You can begin talking about reconstruction as soon as you're diagnosed with cancer. After evaluating your health, your surgeon will explain which reconstructive options are most appropriate for your age, health, anatomy, tissues and goals. Be sure to discuss your expectations frankly with your surgeon who should be equally frank with you in describing your options and the risks and limitations of each.

Breast reconstruction can improve your appearance and renew your self confidence - but keep in mind that the desired result is improvement, not perfection.

After Your Surgery


You are likely to feel tired and sore for several weeks after reconstruction. Take your painkiller regularly until you have minimal discomfort. Many reconstructive options require several surgical drains to remove excess fluids from surgical sites immediately following the operation, but these are removed within the first week.

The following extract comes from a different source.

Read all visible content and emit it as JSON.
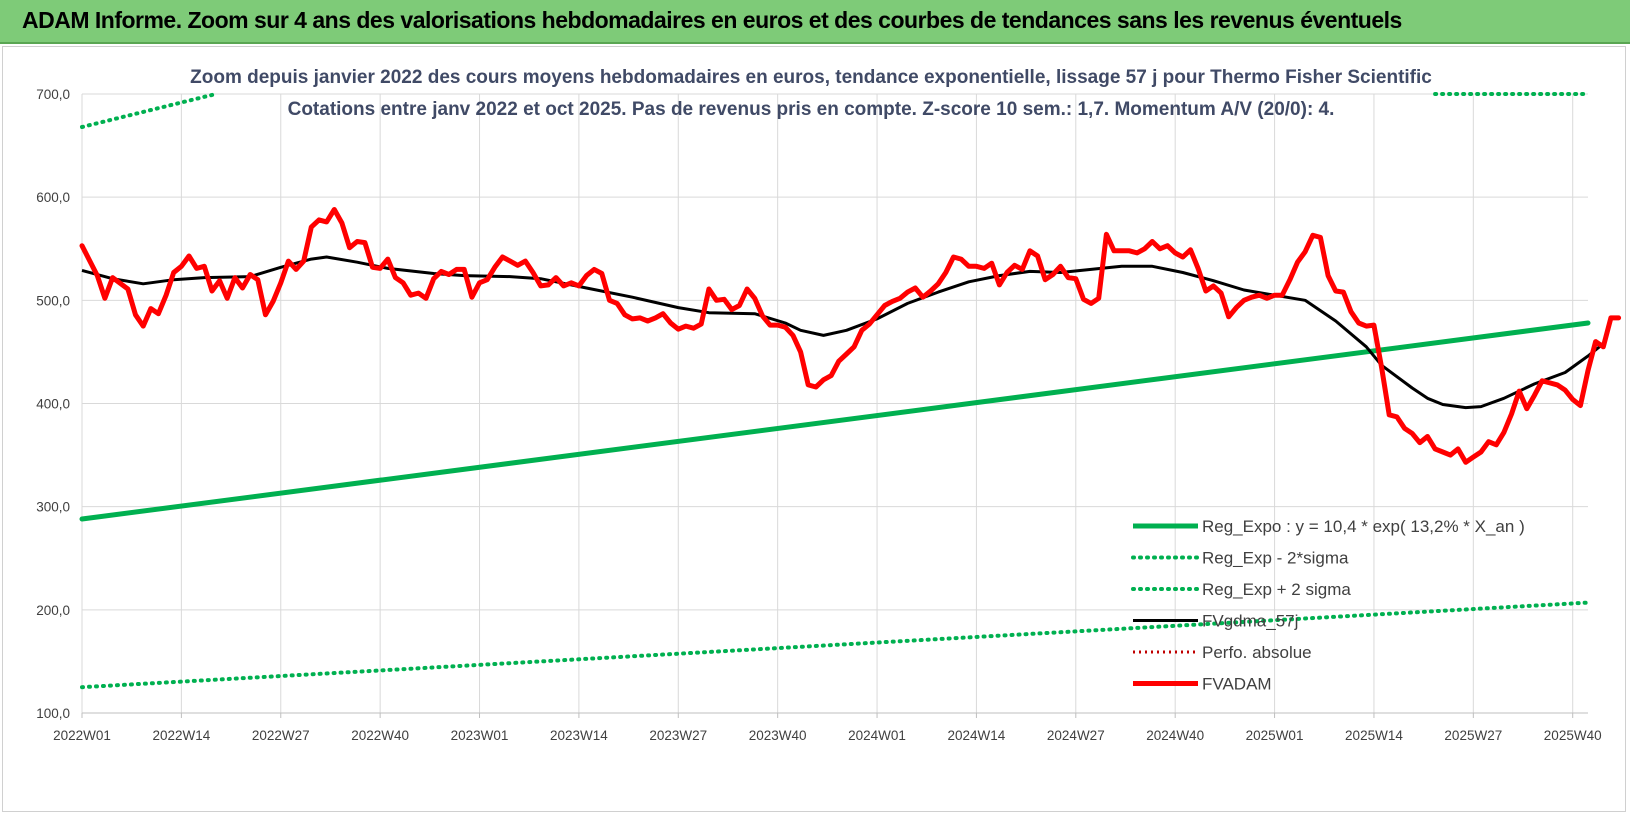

Most women can return to work (if not too strenuous) and social activities in four- six weeks but will have less stamina during this time and should limit exercise to stretching, bending, and swimming until energy level returns. You'll also need a good sports bra or crop top for support. Do not wear an underwired bra for at least 8 weeks. Although much of the swelling and bruising will disappear in the first few weeks, it may be six months to a year before your breast settles into the final shape.

Wound Care


When you leave hospital, you will have a dressing taped over the breast which should be retained until your post operative consultation. Dissolvable sutures will have been used under the skin with further support given by a covering of paper tapes (steristrips). These tapes should be left dry for one week before being changed and then should be replaced with Micropore® tape twice a week at home for 4 weeks. This ensures the scar is supported and achieves the best possible cosmetic result. You do not have to keep changing the tape after bathing, it can be left to dry on the skin. The tape may cause an allergic reaction in people with very sensitive skin. If redness or itching develop please remove the tape.